Aber es geht auch anders:

Wir fuhren vor kurzer Zeit wiederum auf unserem Tandem auf einem Radweg mit zügigem Tempo in Richtung Niederlande. Mit dem Tandem fährt man schon ohnehin schneller als mit einem normalen Rad. Hinzu kam, dass wir auch noch ein nagelneues Tandem fuhren, das inzwischen ebenfalls mit einer elektrischen Unterstützung ausgestattet ist. Plötzlich riss uns ein lang anhaltendes Klingeln aus unseren Gedanken. Irritiert schauten wir uns um. Wollte uns ein Bekannter grüßen, oder gab es eine gefährliche Situation in unserem unmittelbaren Umfeld? Nichts von alledem. Irgendwann nahmen wir wahr, dass ein älterer Herr in 30 -40 Metern hinter uns eine längere Zeit laut klingelte. Er wollte uns offensichtlich warnen, dass er mit einem noch schnelleren Tempo an uns vorbeifahren wollte.

Ok – soll er, dachte ich, und dann passierte er auch bald unsere Position und entfernte sich sehr langsam von uns.

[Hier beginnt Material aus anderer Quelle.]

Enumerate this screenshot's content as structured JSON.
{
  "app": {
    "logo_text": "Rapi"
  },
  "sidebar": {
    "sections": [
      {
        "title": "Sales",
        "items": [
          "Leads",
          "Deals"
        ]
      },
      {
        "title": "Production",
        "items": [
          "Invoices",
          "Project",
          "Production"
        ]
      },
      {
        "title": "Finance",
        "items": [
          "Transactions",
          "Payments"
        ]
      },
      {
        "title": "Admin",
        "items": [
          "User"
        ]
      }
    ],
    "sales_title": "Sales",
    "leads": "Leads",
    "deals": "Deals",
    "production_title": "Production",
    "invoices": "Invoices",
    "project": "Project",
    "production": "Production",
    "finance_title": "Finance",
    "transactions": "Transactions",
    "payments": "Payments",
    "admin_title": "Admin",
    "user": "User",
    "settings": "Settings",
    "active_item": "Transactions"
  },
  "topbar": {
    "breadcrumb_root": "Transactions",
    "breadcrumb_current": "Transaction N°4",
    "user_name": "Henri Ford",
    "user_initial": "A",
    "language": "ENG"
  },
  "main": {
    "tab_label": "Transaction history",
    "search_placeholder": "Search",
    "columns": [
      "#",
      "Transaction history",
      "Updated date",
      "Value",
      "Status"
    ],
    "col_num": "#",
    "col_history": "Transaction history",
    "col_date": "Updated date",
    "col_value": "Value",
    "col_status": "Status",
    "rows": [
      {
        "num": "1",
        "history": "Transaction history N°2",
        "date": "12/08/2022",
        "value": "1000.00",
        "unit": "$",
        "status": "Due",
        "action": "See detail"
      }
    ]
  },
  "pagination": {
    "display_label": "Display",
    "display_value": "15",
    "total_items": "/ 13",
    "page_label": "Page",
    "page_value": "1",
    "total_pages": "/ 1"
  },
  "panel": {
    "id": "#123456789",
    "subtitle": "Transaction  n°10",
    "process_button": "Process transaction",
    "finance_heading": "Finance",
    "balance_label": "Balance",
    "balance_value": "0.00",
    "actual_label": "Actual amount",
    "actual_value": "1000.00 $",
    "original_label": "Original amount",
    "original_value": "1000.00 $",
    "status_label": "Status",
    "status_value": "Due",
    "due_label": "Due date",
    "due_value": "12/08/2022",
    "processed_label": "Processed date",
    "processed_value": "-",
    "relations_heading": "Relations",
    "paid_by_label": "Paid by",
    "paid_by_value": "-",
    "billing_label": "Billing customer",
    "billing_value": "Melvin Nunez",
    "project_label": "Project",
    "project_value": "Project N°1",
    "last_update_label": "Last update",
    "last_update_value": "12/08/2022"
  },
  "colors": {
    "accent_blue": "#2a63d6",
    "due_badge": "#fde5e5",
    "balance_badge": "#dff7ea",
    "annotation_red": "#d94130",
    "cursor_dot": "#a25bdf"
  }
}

Er muss also ungefähr 2–3 km/h schneller fahren als wir. Da unser Tachometer fast 23 km anzeigte, dann dürfte er also ungefähr seine Höchstgeschwindigkeit auf seinem E-Bike erreicht haben.
Irgendwie machte mir das Klingeln Angst, und hinterließ bei mir ein Gefühl von Aggression. Bei mir formulierte sich in Gedanken der Satz: „Ach wären Sie doch nur Autofahrer geblieben!“
Manchmal frage ich mich schon, wann denn wohl die „Abarth Anlage“ für Fahrräder erhältlich ist, um andere Radfahrer durch eine höhere Lautstärke auch auf eine höhere Geschwindigkeit hinzuweisen.

Wir Radfahrer sollten uns nicht alle Dinge der Autofahrer zu eigen machen!

Wer kennt nicht die folgenden Situationen, die mir auf unseren Autostraßen allzeit präsent sind:

– Ich setze zum Überholen an, da werde ich noch eben von einem anderen, schnelleren Autofahrer überholt und muss abrupt abbremsen, um einen Unfall zu vermeiden …
– Ich will gerade auf einen Parkplatz einscheren, da kommt ein anderes Auto und macht mir den Platz streitig …
– Ich fahre schon so schnell ich darf, trotzdem drängelt ein Autofahrer von hinten und ich bin fast geneigt, dem Drängler Platz zu machen …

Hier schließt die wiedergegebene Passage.